Overview
Planning consultancies and local authorities both need graduates who understand the planning system and can contribute to applications, policy analysis, and stakeholder engagement. An RTPI-accredited degree is the entry ticket, but what makes you stand out is evidence that you have worked on real planning applications and can draft professional documents.
This resume belongs to Beth Lawrence, an Urban Planning graduate from the University of the West of England. She completed a placement at Turley, one of the UK's leading planning consultancies, contributing to 10 planning applications. Her resume works because it demonstrates hands-on involvement in the planning process from pre-application meetings to statement drafting.
What Makes This Resume Work
Planning application involvement is specific. Contributing to 10 applications across schemes ranging from 15 to 200 dwellings shows Beth has experience at different scales. Drafting 6 planning statements and 4 design and access statements proves she can produce the key documents that accompany applications.
Policy research skills are demonstrated. Conducting 8 planning policy reviews shows Beth can analyse local plans and the NPPF, which is a core skill in both private practice and local authority planning. This is often the first task given to graduate planners.

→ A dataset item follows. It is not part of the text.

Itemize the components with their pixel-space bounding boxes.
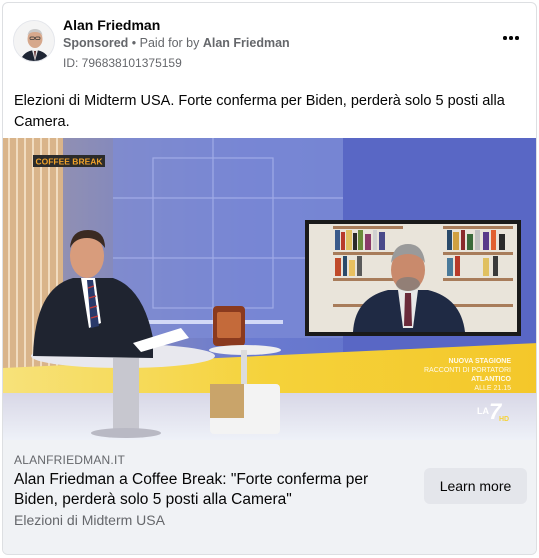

Local authority experience adds a public sector perspective. Processing 120+ planning applications at Bristol City Council gives Beth an understanding of both sides of the planning system. This is valuable for consultancies who need staff who understand how local authorities operate internally.
Key Takeaways
For planning roles, your resume should count the applications you contributed to, the statements you drafted, and the meetings you attended. Include both private sector and public sector experience if you have it. RTPI student membership signals your commitment to chartered status, which is the expected career trajectory for graduate planners.